Single by Dustin Lynch

from the album Tullahoma
- Released: March 25, 2019
- Genre: Country; country pop;
- Length: 3:32
- Label: Broken Bow
- Songwriters: Dustin Lynch; Ashley Gorley; Zach Crowell;
- Producer: Zach Crowell;

Dustin Lynch singles chronology
| "Good Girl" (2018) | "Ridin' Roads" (2019) | "Momma's House" (2020) |

= Ridin' Roads =

"Ridin' Roads" is a song co-written and recorded by American country music singer Dustin Lynch. It was released on March 25, 2019 by Broken Bow as the second single from his fourth studio album Tullahoma (2020). It was co-written by Lynch, Ashley Gorley and Zach Crowell, who also produced the song. Lynch described it as being thematically similar to "Small Town Boy", taking inspiration from a friend's Snapchat post of a farm truck. "Ridin' Roads" gave Lynch his seventh number-one hit on the Billboard Country Airplay chart. It also reached numbers five and 47 on both the Hot Country Songs and Hot 100 charts respectively. It was certified double Platinum by the Recording Industry Association of America (RIAA), and has sold 82,000 units in the United States as of January 2020. The song also charted in Canada, peaking within the top 10 of the Canada Country chart. An accompanying music video for the song, directed by Mason Dixon, features Lynch and his girlfriend going through the Everglades at night.

==History and content==
Lynch released the song in March 2019 alongside an EP of the same name which also includes the songs "Little Town Livin'" and "Red Dirt, Blue Eyes". He co-wrote the song with Ashley Gorley and Zach Crowell, the latter of whom also produced it. Lynch said that the idea for the song came about after seeing a Snapchat post of a friend in his farm truck; he came up with one verse and a chorus and later presented the idea to Gorley and Crowell. Lynch described the song as being thematically similar to his previous hit, "Small Town Boy".

==Critical reception==
Rolling Stone writer Joseph Hudak called the song "slow-rolling" with "programmed beats and studio polish" and "some unexpected Dobro and stringed instruments;" of the lyrics, he said that the song "celebrates the nighttime drives of Lynch's formative years in Tullahoma, Tennessee, where having his girlfriend beside him with no particular place to go was all that mattered." Billy Dukes of Taste of Country described the song as an "R&B-influenced, rural cruiser" with "the kind of specific detail so often lacking from similar songs."
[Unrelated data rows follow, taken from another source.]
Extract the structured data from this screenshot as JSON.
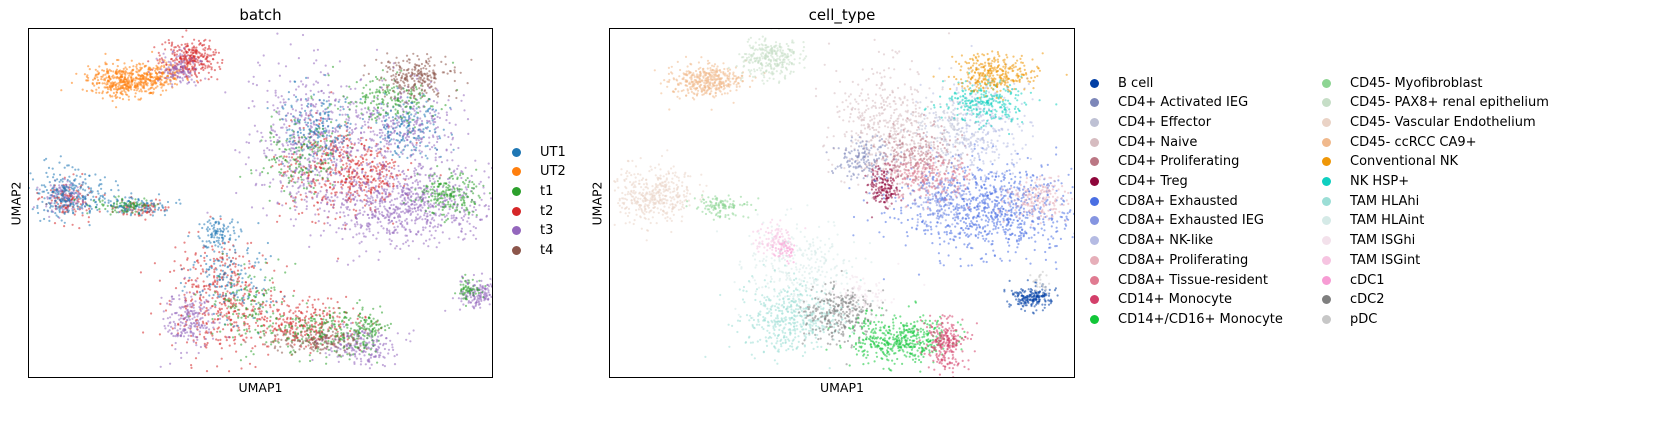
{
  "chart_data": [
    {
      "type": "scatter",
      "title": "batch",
      "xlabel": "UMAP1",
      "ylabel": "UMAP2",
      "grid": false,
      "legend_position": "right",
      "series": [
        {
          "name": "UT1",
          "color": "#1f77b4"
        },
        {
          "name": "UT2",
          "color": "#ff7f0e"
        },
        {
          "name": "t1",
          "color": "#2ca02c"
        },
        {
          "name": "t2",
          "color": "#d62728"
        },
        {
          "name": "t3",
          "color": "#9467bd"
        },
        {
          "name": "t4",
          "color": "#8c564b"
        }
      ]
    },
    {
      "type": "scatter",
      "title": "cell_type",
      "xlabel": "UMAP1",
      "ylabel": "UMAP2",
      "grid": false,
      "legend_position": "right",
      "series": [
        {
          "name": "B cell",
          "color": "#023fa5"
        },
        {
          "name": "CD4+ Activated IEG",
          "color": "#7d87b9"
        },
        {
          "name": "CD4+ Effector",
          "color": "#bec1d4"
        },
        {
          "name": "CD4+ Naive",
          "color": "#d6bcc0"
        },
        {
          "name": "CD4+ Proliferating",
          "color": "#bb7784"
        },
        {
          "name": "CD4+ Treg",
          "color": "#8e063b"
        },
        {
          "name": "CD8A+ Exhausted",
          "color": "#4a6fe3"
        },
        {
          "name": "CD8A+ Exhausted IEG",
          "color": "#8595e1"
        },
        {
          "name": "CD8A+ NK-like",
          "color": "#b5bbe3"
        },
        {
          "name": "CD8A+ Proliferating",
          "color": "#e6afb9"
        },
        {
          "name": "CD8A+ Tissue-resident",
          "color": "#e07b91"
        },
        {
          "name": "CD14+ Monocyte",
          "color": "#d33f6a"
        },
        {
          "name": "CD14+/CD16+ Monocyte",
          "color": "#11c638"
        },
        {
          "name": "CD45- Myofibroblast",
          "color": "#8dd593"
        },
        {
          "name": "CD45- PAX8+ renal epithelium",
          "color": "#c6dec7"
        },
        {
          "name": "CD45- Vascular Endothelium",
          "color": "#ead3c6"
        },
        {
          "name": "CD45- ccRCC CA9+",
          "color": "#f0b98d"
        },
        {
          "name": "Conventional NK",
          "color": "#ef9708"
        },
        {
          "name": "NK HSP+",
          "color": "#0fcfc0"
        },
        {
          "name": "TAM HLAhi",
          "color": "#9cded6"
        },
        {
          "name": "TAM HLAint",
          "color": "#d5eae7"
        },
        {
          "name": "TAM ISGhi",
          "color": "#f3e1eb"
        },
        {
          "name": "TAM ISGint",
          "color": "#f6c4e1"
        },
        {
          "name": "cDC1",
          "color": "#f79cd4"
        },
        {
          "name": "cDC2",
          "color": "#7f7f7f"
        },
        {
          "name": "pDC",
          "color": "#c7c7c7"
        }
      ]
    }
  ]
}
==Commercial performance==
"Ridin' Roads" reached number one on the Billboard Country Airplay chart dated January 11, 2020. This is Lynch's seventh number-one hit on that chart, and his second as a writer after "Good Girl". On the Billboard Hot 100, it debuted at number 88 the week of November 16, 2019. Nine weeks later, it peaked at number 47 the week of January 18, 2020. On the week of April 11, it reappeared at number 88 and peaked at number 87 two weeks later before leaving completely, staying on the chart for twenty weeks. "Ridin' Roads" was certified platinum by the Recording Industry Association of America (RIAA) on July 22, 2020. The song has sold 82,000 copies in the United States as of January 2020.

==Music video==
In May 2019, Lynch released a music video for the song. Directed by Mason Dixon, the video features Lynch traveling through the Everglades at night with a female love interest. The video uses a camera technique called "double exposure", in which the moving parts in the video are projected through Lynch's, his girlfriend's, and the car's own image.

==Charts==

===Weekly charts===

| Chart (2019–2020) | Peak position |
|---|---|
| Australia Country Hot 50 (TMN) | 4 |
| Canada Country (Billboard) | 10 |
| US Billboard Hot 100 | 47 |
| US Country Airplay (Billboard) | 1 |
| US Hot Country Songs (Billboard) | 5 |
| US Rolling Stone Top 100 | 99 |

===Year-end charts===

| Chart (2019) | Position |
|---|---|
| US Hot Country Songs (Billboard) | 58 |
| Chart (2020) | Position |
| US Country Airplay (Billboard) | 44 |
| US Hot Country Songs (Billboard) | 53 |

==Certifications==

| Region | Certification | Certified units/sales |
| United States (RIAA) | 2× Platinum | 2,000,000^{‡} |
^{‡} Sales+streaming figures based on certification alone.